8月17日に発売後、大手書店の週間売り上げランキングに度々ランクイン。わずか2週間で重版が決まりました。追加印刷分は関西エリアの書店で引っ張りだこになり、品切れの続くオンライン書店もあります。
売れ行きが好調なことについて著者の伊原さんは「『阪急』といえばマルーン色の車体や緑色の座席、あるいは百貨店や宝塚歌劇などをすぐに思い浮かべられると思います。本書がこれだけ多くの方にご注目いただけたのは、『阪急』という存在が、利用者だけでなく、多くの人々に確固たるブランドとして認識されているということの表れだと改めて実感しました」と分析。「本書を通じて、阪急の様々なこだわりやトリビアを知っていただけたらと思います」。
「阪急」の現在・過去・未来が1冊に
阪急の創業者、小林一三の経歴やエピソードを織り交ぜつつ、阪急百貨店の紙袋の秘密や大食堂での心温まるエピソードからスタートします。阪急電車の章では、車体の窓枠や行先表示器、「ゴールデンオリーブ」と呼ばれる緑色の座席など、鉄道ファンの心をくすぐるパーツにもスポットを当てます。
各章に挟まれるコラムも読みごたえあり。「野球と阪急の深い関係」「お客様に優劣をつけない 阪急のポリシーを強めたある事件」「阪急電車をつくり続けたメーカーは今、路面電車の国内トップメーカーに」「他社にはあって、阪急にはないアレ」「こんなにあるグループ会社」など、阪急トリビアにへえーっと感心するだけでなく、人生や仕事に小さなヒントをくれそうなストーリーが詰まっています。
最終章は阪急の現在・過去・未来。2021年春に完成予定の「阪急電鉄神戸三宮駅」新ビルの話題で締めくくられます。
「阪急電車にお辞儀」見直しに著者は
実は、本書にも登場する「宝塚音楽学校の生徒は阪急電車にお辞儀する」という長年の暗黙のルールですが、本書発売後のタイミングで「見直しが進められている」と報道がありました。
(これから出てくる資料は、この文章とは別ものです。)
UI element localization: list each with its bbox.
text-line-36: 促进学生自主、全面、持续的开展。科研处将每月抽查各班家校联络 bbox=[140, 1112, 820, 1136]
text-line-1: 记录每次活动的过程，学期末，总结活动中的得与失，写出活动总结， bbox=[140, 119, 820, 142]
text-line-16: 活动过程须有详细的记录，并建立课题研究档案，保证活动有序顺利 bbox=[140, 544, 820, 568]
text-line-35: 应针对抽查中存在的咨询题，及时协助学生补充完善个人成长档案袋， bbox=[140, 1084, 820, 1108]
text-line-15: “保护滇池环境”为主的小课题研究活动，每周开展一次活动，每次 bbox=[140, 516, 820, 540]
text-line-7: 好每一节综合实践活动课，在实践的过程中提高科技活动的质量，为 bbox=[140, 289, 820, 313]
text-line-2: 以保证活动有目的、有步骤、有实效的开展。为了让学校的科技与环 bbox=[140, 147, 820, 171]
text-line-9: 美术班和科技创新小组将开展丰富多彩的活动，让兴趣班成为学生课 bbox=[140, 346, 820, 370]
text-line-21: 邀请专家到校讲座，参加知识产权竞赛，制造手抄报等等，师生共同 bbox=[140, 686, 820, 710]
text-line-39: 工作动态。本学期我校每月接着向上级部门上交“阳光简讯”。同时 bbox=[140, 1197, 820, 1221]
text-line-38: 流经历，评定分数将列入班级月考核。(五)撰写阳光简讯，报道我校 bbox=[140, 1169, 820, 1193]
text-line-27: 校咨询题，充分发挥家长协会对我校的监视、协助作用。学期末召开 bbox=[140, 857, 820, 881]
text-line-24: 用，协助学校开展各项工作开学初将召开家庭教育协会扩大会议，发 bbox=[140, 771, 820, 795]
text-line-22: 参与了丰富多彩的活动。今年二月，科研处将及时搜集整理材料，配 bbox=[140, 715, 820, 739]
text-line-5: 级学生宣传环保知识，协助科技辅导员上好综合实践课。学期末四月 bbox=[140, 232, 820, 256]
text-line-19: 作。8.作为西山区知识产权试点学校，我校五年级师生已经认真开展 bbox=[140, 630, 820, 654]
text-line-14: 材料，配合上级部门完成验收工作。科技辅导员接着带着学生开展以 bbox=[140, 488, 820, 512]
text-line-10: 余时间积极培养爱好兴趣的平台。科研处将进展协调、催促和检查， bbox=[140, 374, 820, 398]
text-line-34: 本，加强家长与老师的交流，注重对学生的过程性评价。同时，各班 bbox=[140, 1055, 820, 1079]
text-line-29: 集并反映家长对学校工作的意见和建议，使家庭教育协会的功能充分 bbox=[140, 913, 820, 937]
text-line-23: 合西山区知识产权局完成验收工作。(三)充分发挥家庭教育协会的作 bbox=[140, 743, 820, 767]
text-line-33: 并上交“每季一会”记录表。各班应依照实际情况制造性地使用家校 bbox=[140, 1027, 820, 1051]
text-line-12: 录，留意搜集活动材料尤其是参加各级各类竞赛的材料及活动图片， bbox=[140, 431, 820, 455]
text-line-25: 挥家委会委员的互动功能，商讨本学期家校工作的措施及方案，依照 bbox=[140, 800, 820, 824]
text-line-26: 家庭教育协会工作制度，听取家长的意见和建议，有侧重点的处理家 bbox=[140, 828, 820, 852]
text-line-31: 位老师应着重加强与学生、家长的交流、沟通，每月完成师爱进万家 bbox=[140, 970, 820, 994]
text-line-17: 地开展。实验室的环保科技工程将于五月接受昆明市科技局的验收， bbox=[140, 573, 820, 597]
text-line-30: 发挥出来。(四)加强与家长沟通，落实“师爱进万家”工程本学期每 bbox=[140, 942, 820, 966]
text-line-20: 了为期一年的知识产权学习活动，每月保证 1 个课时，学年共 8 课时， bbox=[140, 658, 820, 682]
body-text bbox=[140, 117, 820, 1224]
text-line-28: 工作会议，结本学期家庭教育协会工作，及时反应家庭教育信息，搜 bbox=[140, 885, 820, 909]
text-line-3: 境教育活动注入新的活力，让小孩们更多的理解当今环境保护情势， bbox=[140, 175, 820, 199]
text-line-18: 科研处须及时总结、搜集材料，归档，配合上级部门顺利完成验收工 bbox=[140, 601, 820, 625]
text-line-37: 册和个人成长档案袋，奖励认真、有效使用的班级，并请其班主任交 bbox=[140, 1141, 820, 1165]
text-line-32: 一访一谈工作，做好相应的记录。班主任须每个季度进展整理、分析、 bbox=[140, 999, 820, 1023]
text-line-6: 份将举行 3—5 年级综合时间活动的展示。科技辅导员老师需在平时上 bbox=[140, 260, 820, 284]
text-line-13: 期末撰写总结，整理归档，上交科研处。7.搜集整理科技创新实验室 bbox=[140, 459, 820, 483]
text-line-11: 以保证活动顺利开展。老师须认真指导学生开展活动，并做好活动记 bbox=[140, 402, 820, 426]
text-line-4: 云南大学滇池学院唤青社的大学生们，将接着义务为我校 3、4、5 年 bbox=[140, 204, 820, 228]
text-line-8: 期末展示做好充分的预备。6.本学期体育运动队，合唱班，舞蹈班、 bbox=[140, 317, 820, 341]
この一報に伊原さんはどう感じたのでしょうか。
「ブランドを維持するためには、時代の流れを敏感に感じ取り、たえず変化してゆくことが必要です。これから阪急がどのように変化し、どのような車両やサービスを提供してくれるのか、楽しみにしたいと思います」(伊原さん)
「関西人はなぜ阪急を別格だと思うのか」伊原薫・著、交通新聞社、900円(税抜き)は、全国の書店やオンライン書店などで発売中。